= Battle of Fiodh-an-Átha =

14th century battle in Ireland

The Battle of Fiodh an Átha was fought in 1327 according to the Annals of Ulster or, less likely, 1330 according to the Annals of the Four Masters, at what is now Finnea, County Westmeath, Ireland. The Annals of Ulster for 1327 state: "A hosting by Ualgharc O'Ruairc, king of Breifni, to Fidh-in-atha. The Foreigners of the town arose against them, so that Art O'Ruairc, material of a king of Breifni and many others were killed there."

The Annals of the Four Masters for 1330 state: "An army was led by Ualgarg O'Rourke to Fiodh-an-atha, whereupon the English of that town rose up against him. O'Rourke's people were defeated; and Art O'Rourke, a materies of a chief lord of Breifny, Rory Magauran, and many others, were slain by the English."

The Annals of Loch Cé for 1330 state: "A hosting by O'Ruairc to Fidh-an-atha, when the people of the town opposed them, and O'Ruairc was defeated, and Art O'Ruairc, who was qualified to be king of Breifne, was killed there, and a great many more, both good and bad."
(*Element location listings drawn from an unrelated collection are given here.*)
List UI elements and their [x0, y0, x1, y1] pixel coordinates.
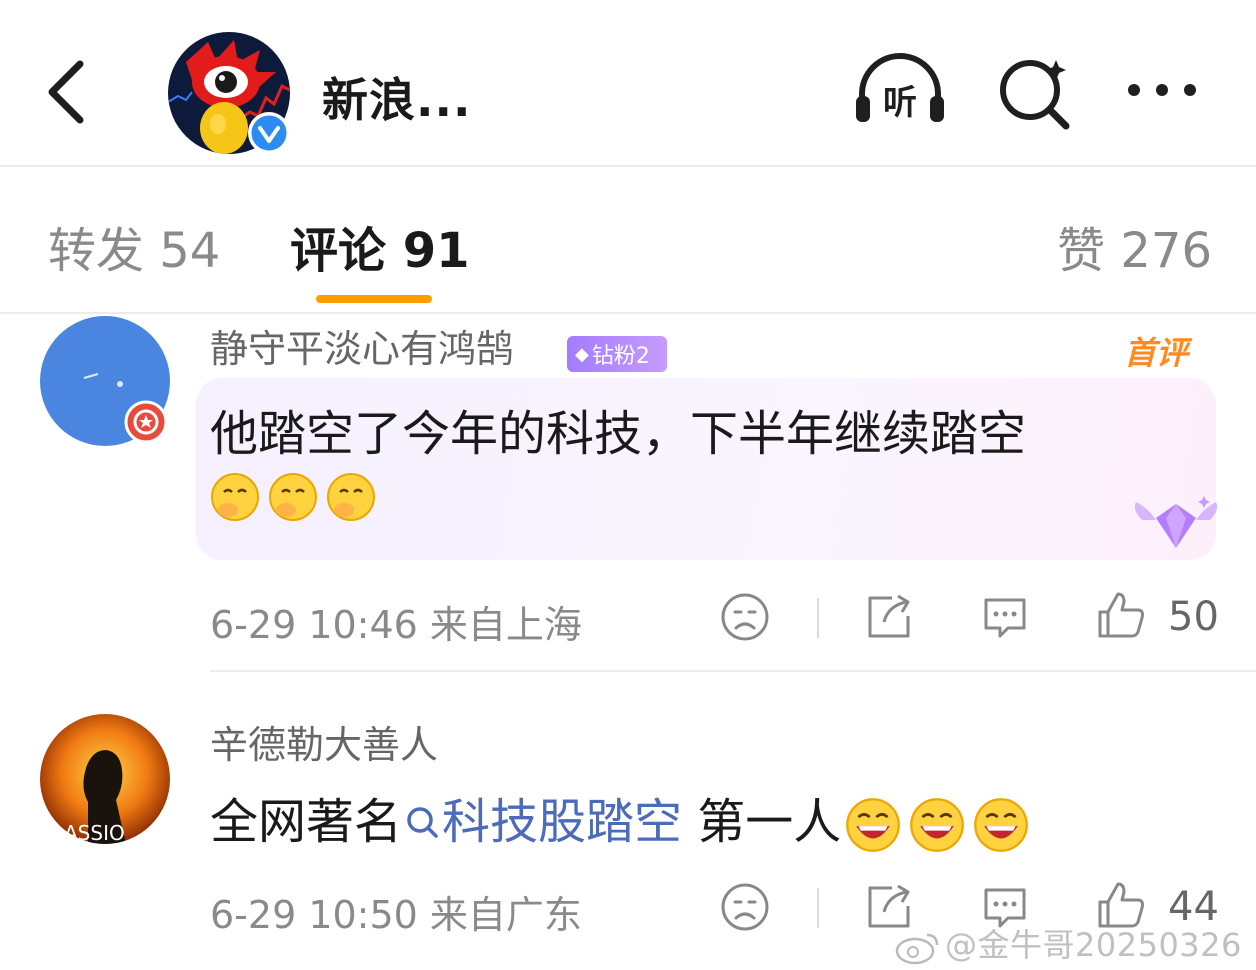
- listen-label: 听: [883, 83, 917, 123]
- share-icon[interactable]: [862, 590, 916, 644]
- action-separator: [817, 598, 819, 638]
- tab-repost[interactable]: 转发 54: [48, 211, 220, 281]
- thinking-emoji-icon: [269, 473, 317, 521]
- search-button[interactable]: [990, 52, 1086, 132]
- tab-bar: 转发 54 评论 91 赞 276: [0, 167, 1256, 313]
- tab-comment[interactable]: 评论 91: [290, 211, 470, 281]
- search-icon: [1000, 60, 1070, 130]
- fan-level-badge[interactable]: ◆ 钻粉2: [567, 336, 667, 372]
- reply-comment-icon[interactable]: [978, 590, 1032, 644]
- top-bar: 新浪... 听: [0, 0, 1256, 165]
- weibo-logo-icon: [895, 933, 939, 965]
- laughing-emoji-icon: [846, 798, 901, 852]
- comment-text-after: 第一人: [682, 794, 842, 850]
- diamond-wings-icon: [1134, 496, 1218, 548]
- like-count: 50: [1168, 594, 1219, 640]
- fan-badge-label: 钻粉2: [591, 344, 650, 369]
- comment-meta: 6-29 10:46 来自上海: [210, 603, 582, 647]
- headphones-listen-icon: 听: [856, 53, 944, 123]
- watermark: @金牛哥20250326: [895, 920, 1242, 966]
- thinking-emoji-icon: [327, 473, 375, 521]
- emoji-row: [210, 466, 384, 522]
- like-thumb-icon[interactable]: [1094, 588, 1148, 642]
- watermark-text: @金牛哥20250326: [945, 926, 1242, 964]
- action-separator: [817, 888, 819, 928]
- comment-meta: 6-29 10:50 来自广东: [210, 893, 582, 937]
- diamond-icon: ◆: [575, 343, 589, 365]
- active-tab-indicator: [316, 295, 432, 303]
- avatar-text: ASSIO: [64, 821, 125, 844]
- laughing-emoji-icon: [910, 798, 965, 852]
- comment-text-before: 全网著名: [210, 794, 403, 850]
- commenter-name[interactable]: 静守平淡心有鸿鹄: [210, 318, 514, 373]
- member-star-icon: [124, 400, 168, 444]
- more-button[interactable]: [1118, 52, 1214, 132]
- listen-button[interactable]: 听: [852, 52, 948, 132]
- first-comment-badge: 首评: [1124, 334, 1189, 372]
- topic-search-icon: [407, 807, 438, 838]
- comment-item: 静守平淡心有鸿鹄 ◆ 钻粉2 首评 他踏空了今年的科技，下半年继续踏空 6-29…: [0, 314, 1256, 672]
- comment-text: 他踏空了今年的科技，下半年继续踏空: [210, 406, 1027, 462]
- fire-portrait-avatar-image: ASSIO: [40, 714, 170, 844]
- verified-v-icon: [248, 112, 290, 154]
- laughing-emoji-icon: [974, 798, 1029, 852]
- page-title: 新浪...: [322, 73, 472, 127]
- tab-like[interactable]: 赞 276: [1057, 211, 1212, 281]
- dislike-face-icon[interactable]: [718, 880, 772, 934]
- commenter-name[interactable]: 辛德勒大善人: [210, 714, 438, 769]
- comment-text: 全网著名 科技股踏空 第一人: [210, 782, 1037, 853]
- back-chevron-icon: [48, 60, 84, 124]
- verified-badge: [248, 112, 290, 154]
- topic-link-label: 科技股踏空: [442, 794, 683, 850]
- thinking-emoji-icon: [211, 473, 259, 521]
- more-icon: [1128, 84, 1196, 96]
- back-button[interactable]: [38, 52, 98, 132]
- dislike-face-icon[interactable]: [718, 590, 772, 644]
- topic-link[interactable]: 科技股踏空: [402, 794, 682, 850]
- commenter-avatar[interactable]: ASSIO: [40, 714, 170, 844]
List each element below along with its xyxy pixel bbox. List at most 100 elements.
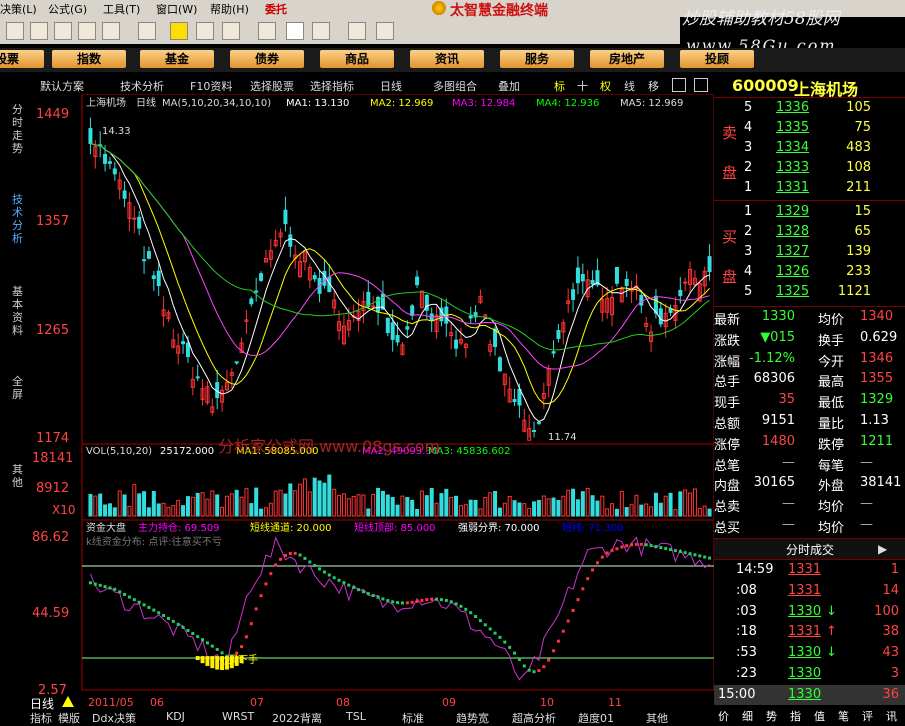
period-dropdown[interactable]: 日线 (380, 78, 402, 94)
stat-key: 总额 (714, 417, 741, 432)
side-tab-fundamental[interactable]: 基本资料 (12, 285, 26, 337)
candle-body (390, 322, 395, 340)
menu-help[interactable]: 帮助(H) (210, 1, 249, 17)
trend-dot (444, 598, 448, 602)
help-icon[interactable] (376, 22, 394, 40)
cat-index[interactable]: 指数 (52, 50, 126, 68)
f10-button[interactable]: F10资料 (190, 78, 232, 94)
cat-service[interactable]: 服务 (500, 50, 574, 68)
chart-area[interactable]: 上海机场 日线 MA(5,10,20,34,10,10) MA1: 13.130… (28, 94, 714, 696)
rights-button[interactable]: 权 (600, 78, 611, 94)
right-tab[interactable]: 笔 (838, 708, 849, 724)
bottom-tab-ddx[interactable]: Ddx决策 (92, 710, 136, 726)
volume-bar (312, 477, 317, 517)
bottom-tab-template[interactable]: 模版 (58, 710, 80, 726)
side-tab-other[interactable]: 其他 (12, 463, 26, 489)
scheme-dropdown[interactable]: 默认方案 (40, 78, 84, 94)
delegate-button[interactable]: 委托 (265, 1, 287, 17)
stat-key: 均价 (818, 313, 845, 328)
move-button[interactable]: 移 (648, 78, 659, 94)
trend-dot (381, 597, 385, 601)
trend-dot (162, 614, 166, 618)
bottom-tab-standard[interactable]: 标准 (402, 710, 424, 726)
chevron-right-icon[interactable]: ▶ (878, 542, 887, 556)
side-tab-timeshare[interactable]: 分时走势 (12, 103, 26, 155)
zoom-in-icon[interactable] (672, 78, 686, 92)
menu-window[interactable]: 窗口(W) (156, 1, 197, 17)
right-tab[interactable]: 指 (790, 708, 801, 724)
candle-body (112, 168, 117, 175)
buy-volume: 65 (854, 224, 871, 239)
date-tick: 11 (608, 696, 622, 709)
volume-bar (575, 499, 580, 517)
tick-arrow: ↑ (826, 624, 837, 640)
trend-dot (703, 555, 707, 559)
cat-stock[interactable]: 股票 (0, 50, 44, 68)
overlay-button[interactable]: 叠加 (498, 78, 520, 94)
bottom-bar: 日线 2011/05 06 07 08 09 10 11 指标 模版 Ddx决策… (0, 696, 714, 725)
hammer-icon[interactable] (196, 22, 214, 40)
side-tab-technical[interactable]: 技术分析 (12, 193, 26, 245)
right-tab[interactable]: 讯 (886, 708, 897, 724)
bottom-tab-divergence[interactable]: 2022背离 (272, 710, 322, 726)
bottom-tab-kdj[interactable]: KDJ (166, 710, 185, 723)
bottom-tab-trend[interactable]: 趋势宽 (456, 710, 489, 726)
crosshair-button[interactable]: 十 (577, 78, 588, 94)
trend-dot (93, 582, 97, 586)
diamond-icon[interactable] (170, 22, 188, 40)
home-icon[interactable] (138, 22, 156, 40)
cat-commodity[interactable]: 商品 (320, 50, 394, 68)
right-tab[interactable]: 值 (814, 708, 825, 724)
sell-level: 1 (744, 180, 753, 195)
menu-tools[interactable]: 工具(T) (103, 1, 140, 17)
tech-analysis-dropdown[interactable]: 技术分析 (120, 78, 164, 94)
side-tab-fullscreen[interactable]: 全屏 (12, 375, 26, 401)
trend-dot (322, 570, 326, 574)
tick-volume: 100 (874, 603, 899, 619)
right-tab[interactable]: 评 (862, 708, 873, 724)
ticks-header-bar: 分时成交 ▶ (714, 538, 905, 560)
window-icon[interactable] (286, 22, 304, 40)
stat-value: — (782, 496, 795, 512)
multi-chart-button[interactable]: 多图组合 (433, 78, 477, 94)
grid-icon[interactable] (30, 22, 48, 40)
bottom-tab-indicator[interactable]: 指标 (30, 710, 52, 726)
trend-dot (566, 619, 570, 623)
mark-button[interactable]: 标 (554, 78, 565, 94)
bottom-tab-super[interactable]: 超高分析 (512, 710, 556, 726)
cat-advisor[interactable]: 投顾 (680, 50, 754, 68)
bottom-tab-tsl[interactable]: TSL (346, 710, 366, 723)
right-tab[interactable]: 势 (766, 708, 777, 724)
cat-bond[interactable]: 债券 (230, 50, 304, 68)
volume-bar (142, 491, 147, 517)
toolbar (0, 17, 680, 44)
candle-body (234, 361, 239, 364)
zoom-out-icon[interactable] (694, 78, 708, 92)
binoculars-icon[interactable] (54, 22, 72, 40)
star-icon[interactable] (222, 22, 240, 40)
menu-formula[interactable]: 公式(G) (48, 1, 87, 17)
line-button[interactable]: 线 (624, 78, 635, 94)
calculator-icon[interactable] (312, 22, 330, 40)
right-tab[interactable]: 细 (742, 708, 753, 724)
candle-body (454, 339, 459, 349)
cat-news[interactable]: 资讯 (410, 50, 484, 68)
bottom-tab-degree[interactable]: 趋度01 (578, 710, 614, 726)
trend-dot (259, 594, 263, 598)
candle-body (259, 273, 264, 281)
info-icon[interactable] (348, 22, 366, 40)
refresh-icon[interactable] (102, 22, 120, 40)
chart-icon[interactable] (78, 22, 96, 40)
cat-realestate[interactable]: 房地产 (590, 50, 664, 68)
stat-key: 均价 (818, 500, 845, 516)
settings-icon[interactable] (258, 22, 276, 40)
bottom-tab-wrst[interactable]: WRST (222, 710, 254, 723)
right-tab[interactable]: 价 (718, 708, 729, 724)
select-stock-button[interactable]: 选择股票 (250, 78, 294, 94)
select-indicator-button[interactable]: 选择指标 (310, 78, 354, 94)
flag-icon[interactable] (6, 22, 24, 40)
trend-dot (664, 547, 668, 551)
bottom-tab-other[interactable]: 其他 (646, 710, 668, 726)
menu-decision[interactable]: 决策(L) (0, 1, 37, 17)
cat-fund[interactable]: 基金 (140, 50, 214, 68)
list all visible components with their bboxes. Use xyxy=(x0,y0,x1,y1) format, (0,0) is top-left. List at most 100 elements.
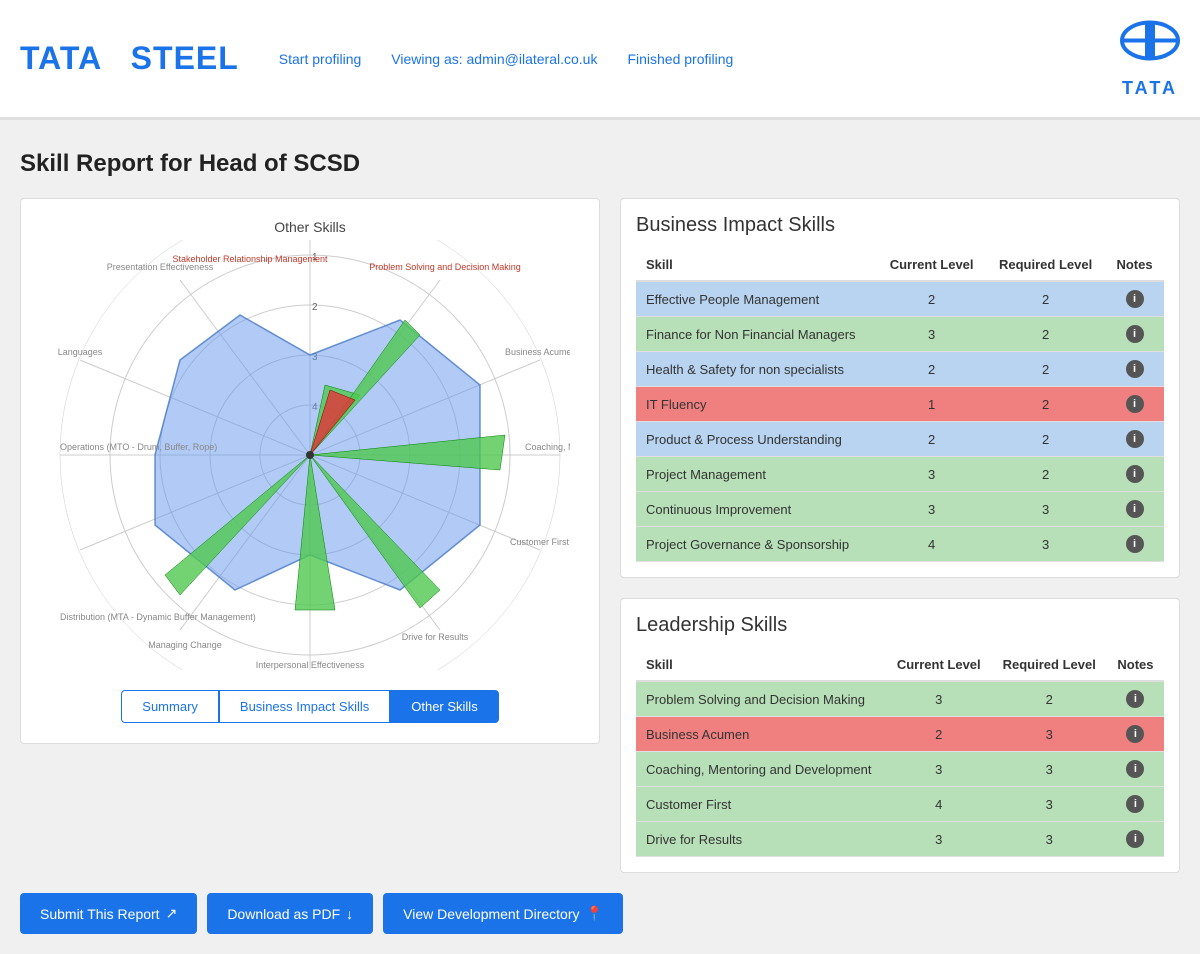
notes-cell[interactable]: i xyxy=(1105,527,1164,562)
info-icon[interactable]: i xyxy=(1126,465,1144,483)
skill-name: Coaching, Mentoring and Development xyxy=(636,752,886,787)
notes-cell[interactable]: i xyxy=(1107,717,1164,752)
submit-report-button[interactable]: Submit This Report ↗ xyxy=(20,893,197,934)
required-level: 2 xyxy=(986,422,1105,457)
table-row: Health & Safety for non specialists 2 2 … xyxy=(636,352,1164,387)
info-icon[interactable]: i xyxy=(1126,430,1144,448)
info-icon[interactable]: i xyxy=(1126,325,1144,343)
leadership-title: Leadership Skills xyxy=(636,614,1164,637)
svg-text:Customer First: Customer First xyxy=(510,537,570,547)
notes-cell[interactable]: i xyxy=(1105,281,1164,317)
table-row: Product & Process Understanding 2 2 i xyxy=(636,422,1164,457)
required-level: 3 xyxy=(992,752,1107,787)
skill-name: Drive for Results xyxy=(636,822,886,857)
current-level: 4 xyxy=(886,787,992,822)
main-content: Skill Report for Head of SCSD Other Skil… xyxy=(0,120,1200,954)
table-row: Customer First 4 3 i xyxy=(636,787,1164,822)
nav: Start profiling Viewing as: admin@ilater… xyxy=(279,51,734,67)
skill-name: Continuous Improvement xyxy=(636,492,877,527)
info-icon[interactable]: i xyxy=(1126,795,1144,813)
chart-title: Other Skills xyxy=(41,219,579,235)
header: TATA STEEL Start profiling Viewing as: a… xyxy=(0,0,1200,120)
tab-business-impact[interactable]: Business Impact Skills xyxy=(219,690,390,723)
download-icon: ↓ xyxy=(346,906,353,922)
leadership-header-row: Skill Current Level Required Level Notes xyxy=(636,649,1164,681)
nav-viewing-as[interactable]: Viewing as: admin@ilateral.co.uk xyxy=(391,51,597,67)
tab-other-skills[interactable]: Other Skills xyxy=(390,690,498,723)
required-level: 2 xyxy=(986,281,1105,317)
notes-cell[interactable]: i xyxy=(1105,492,1164,527)
tab-summary[interactable]: Summary xyxy=(121,690,219,723)
skill-name: Customer First xyxy=(636,787,886,822)
current-level: 2 xyxy=(877,281,986,317)
col-notes-l: Notes xyxy=(1107,649,1164,681)
notes-cell[interactable]: i xyxy=(1105,387,1164,422)
info-icon[interactable]: i xyxy=(1126,690,1144,708)
submit-report-label: Submit This Report xyxy=(40,906,160,922)
tata-right-text: TATA xyxy=(1122,78,1178,99)
download-pdf-button[interactable]: Download as PDF ↓ xyxy=(207,893,373,934)
leadership-card: Leadership Skills Skill Current Level Re… xyxy=(620,598,1180,873)
col-required-l: Required Level xyxy=(992,649,1107,681)
notes-cell[interactable]: i xyxy=(1107,822,1164,857)
svg-text:Problem Solving and Decision M: Problem Solving and Decision Making xyxy=(369,262,521,272)
table-row: Business Acumen 2 3 i xyxy=(636,717,1164,752)
skill-name: IT Fluency xyxy=(636,387,877,422)
business-impact-card: Business Impact Skills Skill Current Lev… xyxy=(620,198,1180,578)
tata-logo-icon xyxy=(1120,18,1180,78)
info-icon[interactable]: i xyxy=(1126,830,1144,848)
notes-cell[interactable]: i xyxy=(1105,352,1164,387)
skill-name: Project Governance & Sponsorship xyxy=(636,527,877,562)
view-directory-button[interactable]: View Development Directory 📍 xyxy=(383,893,623,934)
col-notes: Notes xyxy=(1105,249,1164,281)
info-icon[interactable]: i xyxy=(1126,725,1144,743)
header-left: TATA STEEL Start profiling Viewing as: a… xyxy=(20,40,733,77)
required-level: 2 xyxy=(986,317,1105,352)
notes-cell[interactable]: i xyxy=(1105,457,1164,492)
current-level: 3 xyxy=(886,681,992,717)
skill-name: Product & Process Understanding xyxy=(636,422,877,457)
business-impact-header-row: Skill Current Level Required Level Notes xyxy=(636,249,1164,281)
svg-text:Business Acumen: Business Acumen xyxy=(505,347,570,357)
info-icon[interactable]: i xyxy=(1126,760,1144,778)
required-level: 2 xyxy=(986,352,1105,387)
svg-text:Languages: Languages xyxy=(58,347,103,357)
notes-cell[interactable]: i xyxy=(1107,681,1164,717)
submit-icon: ↗ xyxy=(166,905,178,922)
logo-steel: STEEL xyxy=(131,40,239,76)
notes-cell[interactable]: i xyxy=(1105,422,1164,457)
view-directory-label: View Development Directory xyxy=(403,906,579,922)
info-icon[interactable]: i xyxy=(1126,500,1144,518)
col-current: Current Level xyxy=(877,249,986,281)
notes-cell[interactable]: i xyxy=(1107,752,1164,787)
info-icon[interactable]: i xyxy=(1126,535,1144,553)
info-icon[interactable]: i xyxy=(1126,360,1144,378)
table-row: Problem Solving and Decision Making 3 2 … xyxy=(636,681,1164,717)
svg-text:Presentation Effectiveness: Presentation Effectiveness xyxy=(107,262,214,272)
skill-name: Problem Solving and Decision Making xyxy=(636,681,886,717)
table-row: Project Governance & Sponsorship 4 3 i xyxy=(636,527,1164,562)
current-level: 3 xyxy=(877,492,986,527)
info-icon[interactable]: i xyxy=(1126,290,1144,308)
svg-text:Coaching, Mentoring and Develo: Coaching, Mentoring and Development xyxy=(525,442,570,452)
current-level: 3 xyxy=(877,317,986,352)
notes-cell[interactable]: i xyxy=(1107,787,1164,822)
skill-name: Business Acumen xyxy=(636,717,886,752)
required-level: 3 xyxy=(986,492,1105,527)
svg-text:Drive for Results: Drive for Results xyxy=(402,632,469,642)
current-level: 3 xyxy=(886,752,992,787)
nav-start-profiling[interactable]: Start profiling xyxy=(279,51,361,67)
table-row: IT Fluency 1 2 i xyxy=(636,387,1164,422)
info-icon[interactable]: i xyxy=(1126,395,1144,413)
nav-finished-profiling[interactable]: Finished profiling xyxy=(627,51,733,67)
notes-cell[interactable]: i xyxy=(1105,317,1164,352)
skill-name: Health & Safety for non specialists xyxy=(636,352,877,387)
col-required: Required Level xyxy=(986,249,1105,281)
download-pdf-label: Download as PDF xyxy=(227,906,340,922)
current-level: 2 xyxy=(877,352,986,387)
table-row: Effective People Management 2 2 i xyxy=(636,281,1164,317)
current-level: 3 xyxy=(886,822,992,857)
table-row: Continuous Improvement 3 3 i xyxy=(636,492,1164,527)
current-level: 2 xyxy=(877,422,986,457)
required-level: 3 xyxy=(992,787,1107,822)
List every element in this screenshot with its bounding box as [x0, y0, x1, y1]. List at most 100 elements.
The Annals of Connacht for 1330 state: "O Ruairc went on a hosting to Finnae. The people of the town rose against him and defeated him and Art O Ruairc, an eligible prince of Brefne, was killed, with many others, gentle and simple."

John Pembridge's Annals for 1331 state: "Item, apud Ffynnagh in Midia, strages Hibernicorum per Anglicos ejusdem terre undecimo die mensis Junii."

Grace's Annals for 1331 state: "at Finnagh, in Meath, some are killed by the English inhabitants on the 19th of June".